With hundreds of students on the waiting lists each year, Horton said, the state could surely fill the schools.

Next school year - the third year of the four-year settlement plan - the agreement calls for 3,600 spots for students in magnet schools, and Horton said each seat should be filled. The actual capacity will exceed the stipulated agreement, according to state projections, with places for 4,080 students but enrollment is expected to be 1,750. The waiting lists are for the lower grades, which are filled to capacity.

The settlement sets forth a goal of enrolling 30 percent of Hartford's children in racially integrated magnet schools or in suburban schools through the school choice program. Urban said that the state is on track to have 25 percent of the city students enrolled in integrated schools and will ultimately achieve 30 percent.

Horton said goals are not legally enforceable but that the specific enrollment figures for the magnet schools - 600 per school - is enforceable.

For the first half of the hearing, attorneys for each side took turns arguing their points. After Peck made it clear that she thought the state was meeting its obligations, Urban sat quietly while Peck and Horton debated.

"I don't know how I could find [the state] in material breach based on this language unless they didn't have a game plan or they didn't open the schools or they failed to operate two new magnet schools each year," Peck said. "How do you open two schools and expect that on day one they will be filled to capacity or even to substantial capacity? They're untested. They're untried."

Horton suggested that Peck was interpreting the settlement in a way that it was not written. "You're reading `capacity' into it."

"I'm not reading `capacity' into it," Peck said. The wording, she said, could mean that the school must open for 600 students, anticipating that they will be accommodated.

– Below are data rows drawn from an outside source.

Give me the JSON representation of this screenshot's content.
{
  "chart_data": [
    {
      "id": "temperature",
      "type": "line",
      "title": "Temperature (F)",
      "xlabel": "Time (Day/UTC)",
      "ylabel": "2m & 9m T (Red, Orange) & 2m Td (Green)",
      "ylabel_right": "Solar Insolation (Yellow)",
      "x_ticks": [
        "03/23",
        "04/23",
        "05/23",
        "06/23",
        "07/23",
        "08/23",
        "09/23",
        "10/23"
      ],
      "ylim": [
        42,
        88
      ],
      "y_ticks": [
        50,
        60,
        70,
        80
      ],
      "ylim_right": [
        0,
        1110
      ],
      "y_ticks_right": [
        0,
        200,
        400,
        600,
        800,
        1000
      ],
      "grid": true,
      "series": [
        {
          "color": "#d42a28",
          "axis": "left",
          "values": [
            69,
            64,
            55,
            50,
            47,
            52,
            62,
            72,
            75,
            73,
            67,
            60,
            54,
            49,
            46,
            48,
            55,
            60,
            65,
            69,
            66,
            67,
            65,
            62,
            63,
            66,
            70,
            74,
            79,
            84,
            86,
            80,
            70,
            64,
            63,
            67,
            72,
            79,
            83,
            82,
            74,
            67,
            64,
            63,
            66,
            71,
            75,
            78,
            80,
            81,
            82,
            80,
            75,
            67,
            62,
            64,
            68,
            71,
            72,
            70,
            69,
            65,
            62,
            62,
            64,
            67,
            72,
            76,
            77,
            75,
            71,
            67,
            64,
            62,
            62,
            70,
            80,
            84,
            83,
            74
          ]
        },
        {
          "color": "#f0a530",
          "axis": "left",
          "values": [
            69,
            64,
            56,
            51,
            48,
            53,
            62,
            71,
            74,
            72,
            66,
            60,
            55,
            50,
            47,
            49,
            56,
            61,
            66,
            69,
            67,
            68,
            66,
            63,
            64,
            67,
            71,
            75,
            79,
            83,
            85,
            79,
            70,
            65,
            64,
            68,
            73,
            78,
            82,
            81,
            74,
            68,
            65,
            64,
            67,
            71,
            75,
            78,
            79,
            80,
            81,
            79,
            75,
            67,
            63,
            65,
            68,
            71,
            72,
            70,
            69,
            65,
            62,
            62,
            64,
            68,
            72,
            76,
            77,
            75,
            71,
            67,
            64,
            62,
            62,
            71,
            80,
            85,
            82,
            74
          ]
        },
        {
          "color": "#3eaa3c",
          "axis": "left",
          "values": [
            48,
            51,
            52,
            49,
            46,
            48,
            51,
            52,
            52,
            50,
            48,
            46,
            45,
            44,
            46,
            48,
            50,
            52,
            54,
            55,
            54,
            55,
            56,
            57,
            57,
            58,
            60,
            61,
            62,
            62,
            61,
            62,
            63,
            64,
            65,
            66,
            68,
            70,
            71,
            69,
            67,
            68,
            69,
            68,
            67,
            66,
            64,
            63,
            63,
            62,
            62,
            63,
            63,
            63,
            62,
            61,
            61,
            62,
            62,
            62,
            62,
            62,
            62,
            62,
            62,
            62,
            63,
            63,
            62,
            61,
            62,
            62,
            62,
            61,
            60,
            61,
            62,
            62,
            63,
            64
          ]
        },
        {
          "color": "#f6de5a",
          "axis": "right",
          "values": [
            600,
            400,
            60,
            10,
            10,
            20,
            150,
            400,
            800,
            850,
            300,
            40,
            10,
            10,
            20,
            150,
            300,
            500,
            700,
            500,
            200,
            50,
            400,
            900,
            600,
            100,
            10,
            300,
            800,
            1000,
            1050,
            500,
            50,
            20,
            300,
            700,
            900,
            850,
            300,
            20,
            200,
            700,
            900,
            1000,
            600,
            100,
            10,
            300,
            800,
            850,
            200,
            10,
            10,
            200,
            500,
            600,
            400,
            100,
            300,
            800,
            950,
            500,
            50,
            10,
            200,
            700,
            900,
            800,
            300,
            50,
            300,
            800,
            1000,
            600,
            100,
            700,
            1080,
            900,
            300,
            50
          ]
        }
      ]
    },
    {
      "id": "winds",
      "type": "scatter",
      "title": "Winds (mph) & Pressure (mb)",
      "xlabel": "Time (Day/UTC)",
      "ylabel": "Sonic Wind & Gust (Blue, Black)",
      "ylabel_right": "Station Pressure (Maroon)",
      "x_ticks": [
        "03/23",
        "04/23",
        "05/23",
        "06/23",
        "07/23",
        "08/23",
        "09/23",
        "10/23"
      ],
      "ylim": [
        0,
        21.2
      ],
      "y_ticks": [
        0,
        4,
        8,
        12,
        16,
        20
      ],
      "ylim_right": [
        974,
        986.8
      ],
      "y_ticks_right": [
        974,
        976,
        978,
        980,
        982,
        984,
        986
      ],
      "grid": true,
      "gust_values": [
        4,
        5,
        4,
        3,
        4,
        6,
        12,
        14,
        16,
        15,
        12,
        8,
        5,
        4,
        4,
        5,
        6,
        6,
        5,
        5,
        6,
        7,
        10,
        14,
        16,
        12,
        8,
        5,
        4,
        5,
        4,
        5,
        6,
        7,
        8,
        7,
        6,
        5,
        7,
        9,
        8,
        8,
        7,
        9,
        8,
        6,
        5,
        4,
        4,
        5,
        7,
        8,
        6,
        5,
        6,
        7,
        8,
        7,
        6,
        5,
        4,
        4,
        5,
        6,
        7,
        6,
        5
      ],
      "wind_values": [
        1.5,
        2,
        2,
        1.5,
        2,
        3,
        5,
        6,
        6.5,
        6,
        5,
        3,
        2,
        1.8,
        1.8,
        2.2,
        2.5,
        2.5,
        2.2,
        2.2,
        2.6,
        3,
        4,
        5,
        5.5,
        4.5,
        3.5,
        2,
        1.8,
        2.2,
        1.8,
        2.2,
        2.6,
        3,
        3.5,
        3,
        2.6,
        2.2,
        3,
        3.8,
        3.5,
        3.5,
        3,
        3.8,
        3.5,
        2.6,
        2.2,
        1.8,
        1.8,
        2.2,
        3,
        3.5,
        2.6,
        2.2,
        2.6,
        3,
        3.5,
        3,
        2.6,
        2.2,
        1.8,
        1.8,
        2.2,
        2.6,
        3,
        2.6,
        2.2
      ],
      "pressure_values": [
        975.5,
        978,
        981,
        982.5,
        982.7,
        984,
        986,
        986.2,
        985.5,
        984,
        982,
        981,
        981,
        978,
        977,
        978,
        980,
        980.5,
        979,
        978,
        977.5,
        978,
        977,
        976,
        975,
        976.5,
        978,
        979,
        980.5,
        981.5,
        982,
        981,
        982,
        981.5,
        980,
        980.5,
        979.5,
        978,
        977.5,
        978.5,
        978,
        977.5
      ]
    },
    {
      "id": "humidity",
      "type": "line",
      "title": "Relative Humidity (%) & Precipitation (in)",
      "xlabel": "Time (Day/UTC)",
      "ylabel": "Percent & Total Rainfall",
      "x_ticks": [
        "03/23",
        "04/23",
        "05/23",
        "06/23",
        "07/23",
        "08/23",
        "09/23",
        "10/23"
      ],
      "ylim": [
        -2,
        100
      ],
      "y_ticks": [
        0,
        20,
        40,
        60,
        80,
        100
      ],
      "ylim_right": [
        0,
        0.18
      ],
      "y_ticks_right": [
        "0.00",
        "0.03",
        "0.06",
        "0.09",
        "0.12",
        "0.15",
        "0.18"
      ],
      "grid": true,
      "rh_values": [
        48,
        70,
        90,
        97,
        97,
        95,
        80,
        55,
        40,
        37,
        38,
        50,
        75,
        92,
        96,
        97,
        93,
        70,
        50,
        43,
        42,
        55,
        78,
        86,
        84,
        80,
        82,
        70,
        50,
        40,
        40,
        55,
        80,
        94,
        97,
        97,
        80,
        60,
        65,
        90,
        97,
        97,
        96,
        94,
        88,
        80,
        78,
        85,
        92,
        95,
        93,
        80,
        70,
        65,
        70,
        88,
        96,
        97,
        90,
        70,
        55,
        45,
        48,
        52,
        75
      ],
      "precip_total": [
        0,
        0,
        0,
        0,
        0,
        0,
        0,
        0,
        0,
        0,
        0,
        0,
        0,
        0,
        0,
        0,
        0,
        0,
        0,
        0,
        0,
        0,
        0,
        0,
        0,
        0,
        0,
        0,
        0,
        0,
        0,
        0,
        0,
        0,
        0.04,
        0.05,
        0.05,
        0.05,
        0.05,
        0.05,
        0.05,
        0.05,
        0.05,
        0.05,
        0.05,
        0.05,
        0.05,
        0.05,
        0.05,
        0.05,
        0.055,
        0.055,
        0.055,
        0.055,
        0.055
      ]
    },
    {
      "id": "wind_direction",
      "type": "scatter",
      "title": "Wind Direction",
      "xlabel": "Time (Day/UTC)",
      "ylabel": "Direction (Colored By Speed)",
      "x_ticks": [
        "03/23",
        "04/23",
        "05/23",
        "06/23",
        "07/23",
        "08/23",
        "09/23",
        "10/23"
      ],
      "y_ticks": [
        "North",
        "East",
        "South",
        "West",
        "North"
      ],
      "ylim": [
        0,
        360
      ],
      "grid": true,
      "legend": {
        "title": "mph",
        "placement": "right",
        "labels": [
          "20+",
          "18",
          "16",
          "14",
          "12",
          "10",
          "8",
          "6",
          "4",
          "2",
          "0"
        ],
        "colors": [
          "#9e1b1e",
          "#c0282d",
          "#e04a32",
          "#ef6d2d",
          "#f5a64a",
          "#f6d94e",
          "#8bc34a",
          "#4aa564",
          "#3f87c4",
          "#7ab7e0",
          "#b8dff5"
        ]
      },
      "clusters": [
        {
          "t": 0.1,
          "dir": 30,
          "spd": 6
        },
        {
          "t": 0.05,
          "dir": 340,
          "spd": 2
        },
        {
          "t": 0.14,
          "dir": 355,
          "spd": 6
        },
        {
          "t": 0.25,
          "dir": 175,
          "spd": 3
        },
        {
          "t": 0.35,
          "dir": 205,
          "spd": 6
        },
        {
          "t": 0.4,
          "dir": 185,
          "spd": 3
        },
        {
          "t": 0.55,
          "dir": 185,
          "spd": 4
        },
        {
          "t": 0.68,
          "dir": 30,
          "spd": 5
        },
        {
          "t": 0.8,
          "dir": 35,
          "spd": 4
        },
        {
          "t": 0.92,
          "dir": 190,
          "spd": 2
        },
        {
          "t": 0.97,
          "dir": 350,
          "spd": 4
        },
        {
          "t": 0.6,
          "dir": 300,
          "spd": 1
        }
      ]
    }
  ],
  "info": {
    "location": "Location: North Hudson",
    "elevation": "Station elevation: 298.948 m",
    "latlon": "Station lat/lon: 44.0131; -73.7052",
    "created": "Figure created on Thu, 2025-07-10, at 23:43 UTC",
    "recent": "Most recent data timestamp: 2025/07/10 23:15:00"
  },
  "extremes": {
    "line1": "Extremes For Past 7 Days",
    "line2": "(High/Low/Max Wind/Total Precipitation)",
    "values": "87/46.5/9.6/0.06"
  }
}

"Under that reading, there wouldn't have to be one student," Horton said.

"That's not true," Peck said. "There's good faith and fair dealing expected in every contract."

Peck suggested that if Horton wanted to try to prove that the state is not doing all that it can in planning and developing the schools and hiring enough staff, then she would permit a hearing.

Horton said he'd like to consider the option and would let Peck know by July 1 whether he would request a hearing.

Elizabeth Horton Sheff, the plaintiff's mother and a Hartford city council member, expressed deep frustration after the arguments closed.